Bank filtration induced by groundwater pumping results in redox zonation along the groundwater flow path. Besides the river water, recharge from other sources can change local redox conditions; therefore, redox zonation is likely to be complex within the riverbank filtration (RBF) system. In this study, hydrodynamics, hydrogeochemistry, and environmental stable isotopes were combined together to identify the redox conditions at an RBF site. The recharge characteristics and redox processes were revealed by monitoring the variations of water level, δ2H and δ18O, and redox indexes along shallow and deep flow paths. The results show that local groundwater is recharged from river, regional groundwater, and precipitation. The responses of redox zonation are sensitive to different sources. In the river water recharge zone near shore, O2, NO3-, Mn(IV), Fe(III), and SO42- are reduced in sequence, the ranges of each reaction are wider in deep groundwater because of the high-velocity deep flow.
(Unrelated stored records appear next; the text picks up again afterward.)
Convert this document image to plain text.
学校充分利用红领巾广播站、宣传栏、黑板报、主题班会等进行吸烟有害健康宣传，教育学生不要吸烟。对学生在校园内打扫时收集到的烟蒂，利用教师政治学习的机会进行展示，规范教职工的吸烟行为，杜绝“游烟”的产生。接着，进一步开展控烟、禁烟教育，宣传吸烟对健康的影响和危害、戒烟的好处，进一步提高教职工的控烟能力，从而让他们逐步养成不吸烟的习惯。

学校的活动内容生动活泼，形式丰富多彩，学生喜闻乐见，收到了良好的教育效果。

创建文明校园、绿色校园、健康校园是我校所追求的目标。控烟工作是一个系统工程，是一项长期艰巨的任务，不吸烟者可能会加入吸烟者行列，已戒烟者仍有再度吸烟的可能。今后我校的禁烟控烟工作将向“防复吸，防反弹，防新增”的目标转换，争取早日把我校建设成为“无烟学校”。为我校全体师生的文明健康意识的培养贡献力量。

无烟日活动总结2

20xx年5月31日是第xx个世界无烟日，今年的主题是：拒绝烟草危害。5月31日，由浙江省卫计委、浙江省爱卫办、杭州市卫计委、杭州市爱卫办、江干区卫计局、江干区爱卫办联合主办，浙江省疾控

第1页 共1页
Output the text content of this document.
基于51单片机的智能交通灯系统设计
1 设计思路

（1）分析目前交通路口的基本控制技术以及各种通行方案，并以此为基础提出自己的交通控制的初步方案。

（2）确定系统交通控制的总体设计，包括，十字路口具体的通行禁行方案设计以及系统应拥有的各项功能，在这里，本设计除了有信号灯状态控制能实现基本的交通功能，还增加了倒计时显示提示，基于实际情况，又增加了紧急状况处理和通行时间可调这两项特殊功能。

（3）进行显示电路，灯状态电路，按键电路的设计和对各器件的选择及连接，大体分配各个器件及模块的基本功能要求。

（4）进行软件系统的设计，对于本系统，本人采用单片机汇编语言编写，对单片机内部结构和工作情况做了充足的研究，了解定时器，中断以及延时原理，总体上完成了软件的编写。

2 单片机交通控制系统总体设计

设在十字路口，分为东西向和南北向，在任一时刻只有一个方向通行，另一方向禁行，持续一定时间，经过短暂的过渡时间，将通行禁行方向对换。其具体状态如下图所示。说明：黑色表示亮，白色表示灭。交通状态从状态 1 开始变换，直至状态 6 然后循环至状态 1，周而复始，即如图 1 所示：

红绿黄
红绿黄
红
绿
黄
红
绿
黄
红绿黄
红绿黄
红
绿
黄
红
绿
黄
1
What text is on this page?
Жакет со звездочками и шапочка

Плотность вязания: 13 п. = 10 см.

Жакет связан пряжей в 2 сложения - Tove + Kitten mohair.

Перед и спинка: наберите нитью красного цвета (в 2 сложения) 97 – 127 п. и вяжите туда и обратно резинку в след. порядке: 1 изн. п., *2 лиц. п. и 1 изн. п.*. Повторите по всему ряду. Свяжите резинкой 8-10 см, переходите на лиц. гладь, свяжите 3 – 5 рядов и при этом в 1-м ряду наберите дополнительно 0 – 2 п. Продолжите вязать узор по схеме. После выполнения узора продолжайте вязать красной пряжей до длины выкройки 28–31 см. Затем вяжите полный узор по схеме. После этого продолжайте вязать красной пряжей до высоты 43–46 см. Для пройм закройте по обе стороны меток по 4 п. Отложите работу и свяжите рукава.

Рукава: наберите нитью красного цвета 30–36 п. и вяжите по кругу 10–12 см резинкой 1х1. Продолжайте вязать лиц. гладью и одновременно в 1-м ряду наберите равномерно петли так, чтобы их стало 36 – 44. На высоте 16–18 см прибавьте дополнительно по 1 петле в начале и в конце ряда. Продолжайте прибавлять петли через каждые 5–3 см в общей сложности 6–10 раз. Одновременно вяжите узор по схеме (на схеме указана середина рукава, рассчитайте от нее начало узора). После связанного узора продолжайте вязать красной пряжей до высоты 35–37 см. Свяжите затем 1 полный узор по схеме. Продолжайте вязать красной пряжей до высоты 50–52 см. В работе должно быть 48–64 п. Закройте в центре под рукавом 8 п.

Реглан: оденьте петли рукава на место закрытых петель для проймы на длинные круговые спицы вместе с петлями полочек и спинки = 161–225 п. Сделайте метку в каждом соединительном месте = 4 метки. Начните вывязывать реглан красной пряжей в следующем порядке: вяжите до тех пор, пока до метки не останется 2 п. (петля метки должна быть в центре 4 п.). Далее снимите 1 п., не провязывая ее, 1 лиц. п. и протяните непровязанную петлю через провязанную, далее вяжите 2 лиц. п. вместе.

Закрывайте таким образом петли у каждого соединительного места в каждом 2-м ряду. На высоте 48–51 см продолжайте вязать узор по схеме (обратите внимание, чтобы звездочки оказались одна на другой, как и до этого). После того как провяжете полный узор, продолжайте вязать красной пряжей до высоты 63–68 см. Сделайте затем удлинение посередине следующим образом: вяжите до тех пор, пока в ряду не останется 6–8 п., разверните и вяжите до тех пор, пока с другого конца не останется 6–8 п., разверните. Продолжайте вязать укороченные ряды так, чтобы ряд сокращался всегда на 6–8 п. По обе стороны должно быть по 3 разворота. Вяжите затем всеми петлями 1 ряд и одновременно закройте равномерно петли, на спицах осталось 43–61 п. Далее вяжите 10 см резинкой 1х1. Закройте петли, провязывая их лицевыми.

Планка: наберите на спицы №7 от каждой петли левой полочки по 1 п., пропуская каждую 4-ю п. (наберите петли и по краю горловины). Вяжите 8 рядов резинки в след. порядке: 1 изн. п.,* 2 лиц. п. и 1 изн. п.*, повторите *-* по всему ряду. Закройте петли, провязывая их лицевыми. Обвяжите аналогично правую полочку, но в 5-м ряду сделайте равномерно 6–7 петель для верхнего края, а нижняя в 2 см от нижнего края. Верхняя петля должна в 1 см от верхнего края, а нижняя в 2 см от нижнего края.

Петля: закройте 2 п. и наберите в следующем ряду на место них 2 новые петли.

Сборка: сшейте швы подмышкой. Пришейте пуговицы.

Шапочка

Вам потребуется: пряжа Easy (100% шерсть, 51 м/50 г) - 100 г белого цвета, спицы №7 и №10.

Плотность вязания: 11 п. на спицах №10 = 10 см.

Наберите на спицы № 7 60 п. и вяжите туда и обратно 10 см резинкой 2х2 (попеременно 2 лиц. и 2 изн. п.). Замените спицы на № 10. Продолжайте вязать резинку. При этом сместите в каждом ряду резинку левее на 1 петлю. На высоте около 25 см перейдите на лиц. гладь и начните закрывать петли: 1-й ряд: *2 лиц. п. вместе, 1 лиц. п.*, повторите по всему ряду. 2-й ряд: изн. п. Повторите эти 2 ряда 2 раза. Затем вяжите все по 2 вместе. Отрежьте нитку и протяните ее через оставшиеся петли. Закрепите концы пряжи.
In the precipitation vertical recharge zone, precipitation intermittently drives O2, NO3-, and organic carbon to migrate through vadose zone, thereby decreasing the groundwater reducibility. In the regional groundwater lateral recharge zone in the depression cone, the reductive regional groundwater is continuously recharging local groundwater, leading to the cyclic reduction of Mn(IV) and Fe(III).
Hydrodynamics, hydrogeochemistry, and environmental stable isotopes were combined to explore the redox zonation in an RBF system.
Redox zones and sequential redox processes involved were identified and partitioned.
Analysis of the redox zonation response to flow regime and recharge of river, precipitation, and regional groundwater.